Power of the Hidden Brain

Hippocrates, who is considered father of modern medicine, in 400 BC claimed that, “All diseases begin in the gut”. Ancient Vedic texts proclaim, “As is the food, so is the mood”. Therefore, food as medicine and taking care of the gut was known to mankind from time immemorial. However, it’s only over the past couple of decades that the critical role the microbiota–gut–brain axis plays in health and disease is emerging in mainstream research. The brain–gut axis is a bidirectional communication system between the central nervous system (CNS) and the gastrointestinal tract.
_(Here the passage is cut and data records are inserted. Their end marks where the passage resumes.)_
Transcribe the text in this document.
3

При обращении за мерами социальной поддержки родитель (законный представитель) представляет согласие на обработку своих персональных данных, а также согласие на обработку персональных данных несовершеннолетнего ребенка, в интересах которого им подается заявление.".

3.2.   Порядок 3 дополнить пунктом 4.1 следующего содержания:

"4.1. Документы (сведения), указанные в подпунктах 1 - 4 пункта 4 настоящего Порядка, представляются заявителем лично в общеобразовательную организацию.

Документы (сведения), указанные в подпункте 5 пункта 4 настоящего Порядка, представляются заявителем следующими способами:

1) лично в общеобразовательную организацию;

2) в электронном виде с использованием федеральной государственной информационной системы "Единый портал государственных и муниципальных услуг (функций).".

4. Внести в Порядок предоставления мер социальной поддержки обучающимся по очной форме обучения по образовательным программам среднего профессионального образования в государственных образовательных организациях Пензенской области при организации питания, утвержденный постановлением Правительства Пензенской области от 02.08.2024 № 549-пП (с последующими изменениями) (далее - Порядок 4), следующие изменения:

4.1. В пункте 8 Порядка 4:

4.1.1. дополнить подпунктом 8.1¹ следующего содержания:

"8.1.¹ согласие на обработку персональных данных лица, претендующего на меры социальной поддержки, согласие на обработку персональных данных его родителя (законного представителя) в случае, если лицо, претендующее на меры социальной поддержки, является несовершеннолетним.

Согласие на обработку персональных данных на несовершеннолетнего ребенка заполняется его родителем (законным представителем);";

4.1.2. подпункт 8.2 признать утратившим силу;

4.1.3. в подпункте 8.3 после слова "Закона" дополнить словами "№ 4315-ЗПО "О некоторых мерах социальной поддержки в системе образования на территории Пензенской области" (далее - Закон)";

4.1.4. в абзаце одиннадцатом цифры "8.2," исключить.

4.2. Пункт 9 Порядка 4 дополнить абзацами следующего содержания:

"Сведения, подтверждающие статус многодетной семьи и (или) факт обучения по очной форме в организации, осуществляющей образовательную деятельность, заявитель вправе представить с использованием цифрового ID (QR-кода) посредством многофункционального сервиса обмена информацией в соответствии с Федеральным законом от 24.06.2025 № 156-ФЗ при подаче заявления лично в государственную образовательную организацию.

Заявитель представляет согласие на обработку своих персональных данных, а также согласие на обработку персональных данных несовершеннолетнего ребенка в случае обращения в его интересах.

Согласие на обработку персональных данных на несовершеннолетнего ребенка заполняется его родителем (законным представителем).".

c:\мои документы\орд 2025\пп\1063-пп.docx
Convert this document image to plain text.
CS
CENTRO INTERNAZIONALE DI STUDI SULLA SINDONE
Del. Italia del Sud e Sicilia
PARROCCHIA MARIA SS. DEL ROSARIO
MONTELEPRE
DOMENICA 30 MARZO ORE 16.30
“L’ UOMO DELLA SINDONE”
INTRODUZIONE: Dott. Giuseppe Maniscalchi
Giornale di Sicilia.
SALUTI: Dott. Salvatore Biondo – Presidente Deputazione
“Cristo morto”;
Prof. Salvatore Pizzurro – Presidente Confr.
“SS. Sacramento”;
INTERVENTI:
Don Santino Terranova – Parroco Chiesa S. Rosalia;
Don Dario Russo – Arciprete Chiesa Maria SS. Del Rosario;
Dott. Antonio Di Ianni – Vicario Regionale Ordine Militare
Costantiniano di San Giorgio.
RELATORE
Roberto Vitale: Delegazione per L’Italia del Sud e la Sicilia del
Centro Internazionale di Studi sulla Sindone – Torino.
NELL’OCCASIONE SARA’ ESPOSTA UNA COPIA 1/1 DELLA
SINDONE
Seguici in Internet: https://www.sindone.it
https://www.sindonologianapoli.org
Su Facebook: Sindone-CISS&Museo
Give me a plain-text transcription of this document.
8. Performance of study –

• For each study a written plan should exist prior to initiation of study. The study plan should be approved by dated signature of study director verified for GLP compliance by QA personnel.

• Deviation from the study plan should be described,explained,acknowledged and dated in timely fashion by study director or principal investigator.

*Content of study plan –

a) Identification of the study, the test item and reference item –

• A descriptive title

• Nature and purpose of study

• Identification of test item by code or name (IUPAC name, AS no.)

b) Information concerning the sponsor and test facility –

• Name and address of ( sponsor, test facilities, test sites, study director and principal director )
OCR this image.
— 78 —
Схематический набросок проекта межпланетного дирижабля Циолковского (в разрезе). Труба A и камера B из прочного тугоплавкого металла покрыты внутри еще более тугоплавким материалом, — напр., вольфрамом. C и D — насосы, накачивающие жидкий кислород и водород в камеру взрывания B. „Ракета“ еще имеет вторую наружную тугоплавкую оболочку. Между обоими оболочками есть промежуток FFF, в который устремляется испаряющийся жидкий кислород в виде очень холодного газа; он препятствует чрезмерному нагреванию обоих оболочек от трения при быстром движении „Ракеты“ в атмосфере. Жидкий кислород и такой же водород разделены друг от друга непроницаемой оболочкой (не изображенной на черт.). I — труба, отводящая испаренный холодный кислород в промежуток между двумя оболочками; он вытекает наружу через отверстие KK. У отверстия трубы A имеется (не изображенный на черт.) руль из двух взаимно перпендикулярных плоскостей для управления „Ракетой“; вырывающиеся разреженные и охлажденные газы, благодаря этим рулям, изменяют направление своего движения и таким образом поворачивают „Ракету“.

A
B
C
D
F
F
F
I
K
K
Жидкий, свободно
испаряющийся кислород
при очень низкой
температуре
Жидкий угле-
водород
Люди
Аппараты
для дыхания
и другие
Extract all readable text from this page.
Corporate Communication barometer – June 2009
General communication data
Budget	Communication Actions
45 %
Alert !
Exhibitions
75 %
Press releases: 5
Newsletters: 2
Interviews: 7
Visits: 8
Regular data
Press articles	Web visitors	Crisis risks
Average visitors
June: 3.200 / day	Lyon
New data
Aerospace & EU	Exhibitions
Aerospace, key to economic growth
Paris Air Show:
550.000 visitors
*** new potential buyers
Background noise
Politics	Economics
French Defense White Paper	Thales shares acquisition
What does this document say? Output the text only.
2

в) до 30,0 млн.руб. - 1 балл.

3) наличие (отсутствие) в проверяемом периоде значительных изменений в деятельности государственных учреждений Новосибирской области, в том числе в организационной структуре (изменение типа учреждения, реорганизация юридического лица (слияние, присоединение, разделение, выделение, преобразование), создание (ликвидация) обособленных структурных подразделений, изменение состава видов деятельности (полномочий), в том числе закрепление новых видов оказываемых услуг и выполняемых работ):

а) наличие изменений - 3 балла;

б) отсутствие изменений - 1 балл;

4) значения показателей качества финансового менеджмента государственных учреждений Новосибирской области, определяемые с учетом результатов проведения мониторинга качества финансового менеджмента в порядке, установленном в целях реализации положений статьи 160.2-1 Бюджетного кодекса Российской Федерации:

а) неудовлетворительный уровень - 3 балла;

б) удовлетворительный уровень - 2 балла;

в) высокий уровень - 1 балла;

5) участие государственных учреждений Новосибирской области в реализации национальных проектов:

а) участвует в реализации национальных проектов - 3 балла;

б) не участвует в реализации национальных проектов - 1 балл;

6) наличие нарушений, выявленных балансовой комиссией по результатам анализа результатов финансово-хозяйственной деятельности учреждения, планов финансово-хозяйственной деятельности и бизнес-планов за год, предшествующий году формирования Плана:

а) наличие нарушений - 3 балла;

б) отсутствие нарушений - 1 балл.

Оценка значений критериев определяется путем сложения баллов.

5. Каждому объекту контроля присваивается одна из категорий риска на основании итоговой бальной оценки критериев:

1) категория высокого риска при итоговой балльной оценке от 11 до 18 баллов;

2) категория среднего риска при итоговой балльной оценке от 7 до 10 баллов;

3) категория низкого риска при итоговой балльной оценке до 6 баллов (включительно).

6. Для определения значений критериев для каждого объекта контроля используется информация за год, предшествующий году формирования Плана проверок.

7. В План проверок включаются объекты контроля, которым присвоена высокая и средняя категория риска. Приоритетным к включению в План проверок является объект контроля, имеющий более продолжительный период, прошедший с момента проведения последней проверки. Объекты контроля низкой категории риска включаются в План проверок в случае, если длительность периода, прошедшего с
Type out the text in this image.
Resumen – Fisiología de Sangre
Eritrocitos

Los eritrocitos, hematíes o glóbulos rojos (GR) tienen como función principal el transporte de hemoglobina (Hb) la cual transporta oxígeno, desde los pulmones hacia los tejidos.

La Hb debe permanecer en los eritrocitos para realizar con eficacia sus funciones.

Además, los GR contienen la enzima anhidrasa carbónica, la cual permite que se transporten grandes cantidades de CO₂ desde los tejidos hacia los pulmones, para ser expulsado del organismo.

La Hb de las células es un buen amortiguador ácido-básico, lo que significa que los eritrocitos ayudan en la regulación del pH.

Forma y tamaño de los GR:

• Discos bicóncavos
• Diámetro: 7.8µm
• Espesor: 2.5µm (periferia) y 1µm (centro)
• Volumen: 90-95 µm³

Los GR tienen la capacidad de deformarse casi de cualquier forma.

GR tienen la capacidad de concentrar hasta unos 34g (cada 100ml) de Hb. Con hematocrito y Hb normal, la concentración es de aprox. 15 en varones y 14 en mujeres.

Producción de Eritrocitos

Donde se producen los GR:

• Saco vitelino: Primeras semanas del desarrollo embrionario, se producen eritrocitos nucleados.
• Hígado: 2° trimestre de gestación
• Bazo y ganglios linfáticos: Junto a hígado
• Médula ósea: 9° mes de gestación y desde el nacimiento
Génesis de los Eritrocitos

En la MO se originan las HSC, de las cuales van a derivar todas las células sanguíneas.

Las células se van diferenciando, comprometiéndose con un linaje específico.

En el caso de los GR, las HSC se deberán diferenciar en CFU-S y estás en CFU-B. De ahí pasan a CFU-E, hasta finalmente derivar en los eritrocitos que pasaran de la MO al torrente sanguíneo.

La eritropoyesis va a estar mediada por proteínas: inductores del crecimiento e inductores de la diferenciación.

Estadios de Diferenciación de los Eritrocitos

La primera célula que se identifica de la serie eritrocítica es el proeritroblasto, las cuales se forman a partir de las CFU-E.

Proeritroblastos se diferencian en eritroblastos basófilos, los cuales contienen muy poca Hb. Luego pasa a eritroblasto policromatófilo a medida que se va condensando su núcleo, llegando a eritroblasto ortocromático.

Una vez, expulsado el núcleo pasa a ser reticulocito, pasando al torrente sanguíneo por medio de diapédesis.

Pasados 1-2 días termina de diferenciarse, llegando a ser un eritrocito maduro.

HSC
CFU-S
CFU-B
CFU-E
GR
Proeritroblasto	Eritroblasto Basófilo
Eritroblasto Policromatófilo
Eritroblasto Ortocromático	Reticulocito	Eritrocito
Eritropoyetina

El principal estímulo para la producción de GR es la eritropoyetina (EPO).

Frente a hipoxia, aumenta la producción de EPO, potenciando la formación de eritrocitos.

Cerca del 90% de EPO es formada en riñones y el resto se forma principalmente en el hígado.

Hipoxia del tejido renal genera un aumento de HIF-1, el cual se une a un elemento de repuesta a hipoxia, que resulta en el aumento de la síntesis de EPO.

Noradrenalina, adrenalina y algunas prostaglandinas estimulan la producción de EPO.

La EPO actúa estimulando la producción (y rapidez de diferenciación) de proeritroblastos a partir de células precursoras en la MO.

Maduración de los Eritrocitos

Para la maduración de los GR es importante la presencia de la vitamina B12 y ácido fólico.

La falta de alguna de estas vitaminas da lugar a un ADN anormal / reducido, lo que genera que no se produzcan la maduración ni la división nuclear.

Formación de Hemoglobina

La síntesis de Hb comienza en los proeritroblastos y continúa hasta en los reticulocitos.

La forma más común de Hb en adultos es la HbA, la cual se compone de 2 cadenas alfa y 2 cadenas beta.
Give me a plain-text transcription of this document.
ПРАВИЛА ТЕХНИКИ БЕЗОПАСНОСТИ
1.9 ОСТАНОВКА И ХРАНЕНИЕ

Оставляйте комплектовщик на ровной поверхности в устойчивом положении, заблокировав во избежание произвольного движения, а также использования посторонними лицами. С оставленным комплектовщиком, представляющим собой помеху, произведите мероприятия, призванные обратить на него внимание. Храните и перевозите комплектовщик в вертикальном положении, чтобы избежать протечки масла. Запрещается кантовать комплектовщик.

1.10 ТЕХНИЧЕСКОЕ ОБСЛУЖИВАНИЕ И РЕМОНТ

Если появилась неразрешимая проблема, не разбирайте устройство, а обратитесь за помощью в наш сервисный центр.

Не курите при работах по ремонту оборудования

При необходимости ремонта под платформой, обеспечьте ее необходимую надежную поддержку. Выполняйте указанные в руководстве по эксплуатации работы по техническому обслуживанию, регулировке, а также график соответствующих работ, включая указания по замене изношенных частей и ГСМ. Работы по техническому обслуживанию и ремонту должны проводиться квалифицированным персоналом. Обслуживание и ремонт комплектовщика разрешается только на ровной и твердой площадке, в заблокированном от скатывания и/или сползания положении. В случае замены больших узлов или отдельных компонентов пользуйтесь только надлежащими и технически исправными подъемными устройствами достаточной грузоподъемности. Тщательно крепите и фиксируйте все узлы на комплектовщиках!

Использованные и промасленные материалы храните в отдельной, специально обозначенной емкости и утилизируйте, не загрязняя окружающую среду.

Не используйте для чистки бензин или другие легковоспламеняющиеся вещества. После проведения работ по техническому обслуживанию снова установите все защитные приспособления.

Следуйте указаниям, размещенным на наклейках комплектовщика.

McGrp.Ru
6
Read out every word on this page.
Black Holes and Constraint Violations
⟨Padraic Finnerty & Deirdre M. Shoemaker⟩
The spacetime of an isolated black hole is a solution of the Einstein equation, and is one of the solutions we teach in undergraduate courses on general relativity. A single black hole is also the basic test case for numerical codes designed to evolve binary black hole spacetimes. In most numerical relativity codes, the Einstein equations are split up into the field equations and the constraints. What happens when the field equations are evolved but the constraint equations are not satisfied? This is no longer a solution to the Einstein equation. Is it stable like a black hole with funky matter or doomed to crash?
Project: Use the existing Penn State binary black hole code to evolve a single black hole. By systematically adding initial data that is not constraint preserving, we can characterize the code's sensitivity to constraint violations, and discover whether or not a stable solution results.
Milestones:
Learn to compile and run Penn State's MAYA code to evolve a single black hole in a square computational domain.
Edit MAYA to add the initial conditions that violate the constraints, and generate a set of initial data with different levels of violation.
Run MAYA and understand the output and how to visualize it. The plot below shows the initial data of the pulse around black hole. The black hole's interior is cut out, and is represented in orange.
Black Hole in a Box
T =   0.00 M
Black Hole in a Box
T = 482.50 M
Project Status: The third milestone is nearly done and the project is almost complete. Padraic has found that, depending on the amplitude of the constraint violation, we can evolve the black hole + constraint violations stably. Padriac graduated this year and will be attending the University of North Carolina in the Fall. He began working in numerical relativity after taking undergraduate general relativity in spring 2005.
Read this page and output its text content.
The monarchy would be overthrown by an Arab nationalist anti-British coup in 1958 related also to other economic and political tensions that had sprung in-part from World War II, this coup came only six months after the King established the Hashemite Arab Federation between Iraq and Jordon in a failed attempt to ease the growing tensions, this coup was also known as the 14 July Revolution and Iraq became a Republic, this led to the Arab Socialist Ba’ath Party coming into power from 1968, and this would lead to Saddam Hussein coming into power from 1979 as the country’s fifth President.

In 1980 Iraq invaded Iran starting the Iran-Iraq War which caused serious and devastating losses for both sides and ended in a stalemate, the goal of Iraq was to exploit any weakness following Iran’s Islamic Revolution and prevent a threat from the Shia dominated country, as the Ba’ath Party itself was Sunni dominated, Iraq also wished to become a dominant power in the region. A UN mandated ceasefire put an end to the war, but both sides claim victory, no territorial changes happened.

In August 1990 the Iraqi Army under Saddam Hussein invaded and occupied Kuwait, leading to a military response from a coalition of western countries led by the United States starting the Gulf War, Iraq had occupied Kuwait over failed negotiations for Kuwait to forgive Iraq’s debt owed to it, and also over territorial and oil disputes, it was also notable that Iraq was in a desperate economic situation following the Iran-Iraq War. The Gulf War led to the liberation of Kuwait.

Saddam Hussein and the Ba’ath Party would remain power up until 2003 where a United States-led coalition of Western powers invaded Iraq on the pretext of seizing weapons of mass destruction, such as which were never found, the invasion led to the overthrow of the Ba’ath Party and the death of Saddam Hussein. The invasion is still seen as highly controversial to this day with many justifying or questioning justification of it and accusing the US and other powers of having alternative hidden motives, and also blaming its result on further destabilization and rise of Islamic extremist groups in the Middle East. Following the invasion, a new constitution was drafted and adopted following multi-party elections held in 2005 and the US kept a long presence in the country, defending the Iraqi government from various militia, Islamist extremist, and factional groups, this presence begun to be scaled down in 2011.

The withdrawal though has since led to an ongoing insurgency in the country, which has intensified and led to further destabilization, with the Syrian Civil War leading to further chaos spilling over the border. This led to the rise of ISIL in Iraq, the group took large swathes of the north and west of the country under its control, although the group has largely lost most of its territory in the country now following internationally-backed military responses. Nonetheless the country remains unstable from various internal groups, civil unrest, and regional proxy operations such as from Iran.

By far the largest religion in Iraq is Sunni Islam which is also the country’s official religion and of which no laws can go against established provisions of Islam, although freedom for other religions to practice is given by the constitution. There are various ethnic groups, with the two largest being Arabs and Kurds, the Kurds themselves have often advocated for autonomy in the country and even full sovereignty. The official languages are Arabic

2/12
Regulation of the microbiota–brain–gut axis is essential for maintaining homeostasis, including that of the CNS. The route of this communication is not fully elucidated but includes neural, humoral, immune, and metabolic pathways. Studies are revealing how variations and changes in the composition of the gut microbiota influence normal physiology and contribute to diseases ranging from inflammation to obesity.

Understanding microbiota–brain interactions is an exciting area which may contribute new insights into individual variations in cognition, personality, mood, sleep, and eating behaviour, and how they contribute to a range of neuropsychiatric diseases ranging from affective disorders to autism and schizophrenia.

A number of approaches have been used to interrogate this axis including the use of germ-free animals, probiotic agents, antibiotics, or animals exposed to pathogenic bacterial infections. The implications of gut brain axis are enormous as it would help us to understand our day-to-day mood swings to pathogenesis of serious disorders, and thus will lead to therapeutic strategies to correct these ailments.